Kritik nach Enthüllungsbuch über Trump So rechtfertigt Woodward die späte Veröffentlichung
Präsident Trump hat dem Starreporter im Winter verraten, dass er die Öffentlichkeit bewusst über die Gefährlichkeit des Coronavirus täuscht. Stellte Woodward daraufhin Geschäftsinteressen über die öffentliche Gesundheit?

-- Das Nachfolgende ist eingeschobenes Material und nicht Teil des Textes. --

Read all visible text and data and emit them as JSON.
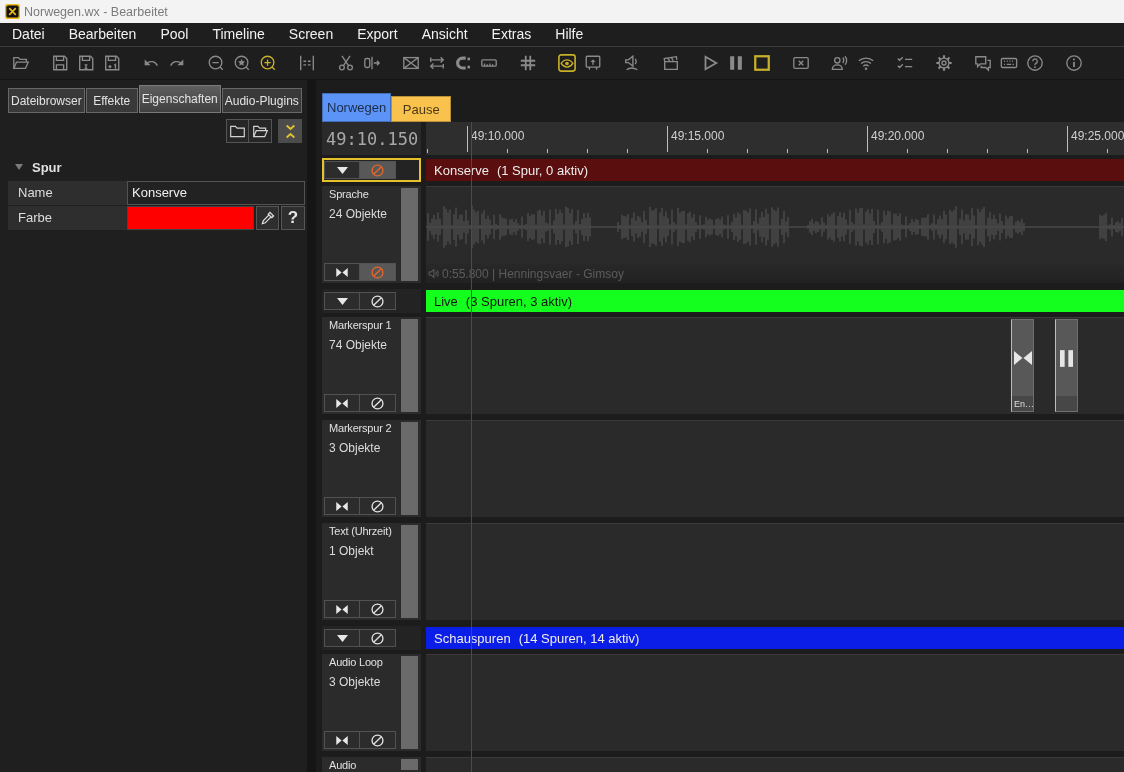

Weniger als zwei Monate vor der Präsidentschaftswahl veröffentlicht der Starreporter Bob Woodward ein Buch mit brisanten Aussagen: US-Präsident Trump gab schon Ende des Winters im Gespräch mit dem Journalisten zu, dass er weiss, wie gefährlich das Coronavirus ist – und dass er der Öffentlichkeit dieses Wissen bewusst vorenthält.
In dem Land, das inzwischen mehr als 190'000 Covid-19-Tote und 6,3 Millionen Infizierte zählt, fragen sich nun viele: Warum hat der Enthüllungsjournalist dieses Wissen fast ein halbes Jahr für sich behalten? Der demokratische Gouverneur von New Jersey, Phil Murphy, sagte dem Fernsehsender CNN, er hätte deutlich früher Sicherheitsmassnahmen veranlasst, wenn er diese Informationen gehabt hätte.
Journalisten diskutieren, ob Woodwards Vorgehen moralisch zu verantworten ist. Andere werfen ihm vor, er sei mit Trumps Aussagen erst jetzt an die Öffentlichkeit gegangen, damit sich sein Buch wenige Wochen vor der Wahl besser verkaufe. Auf diese Weise stelle er Geschäftsinteressen über die öffentliche Gesundheit.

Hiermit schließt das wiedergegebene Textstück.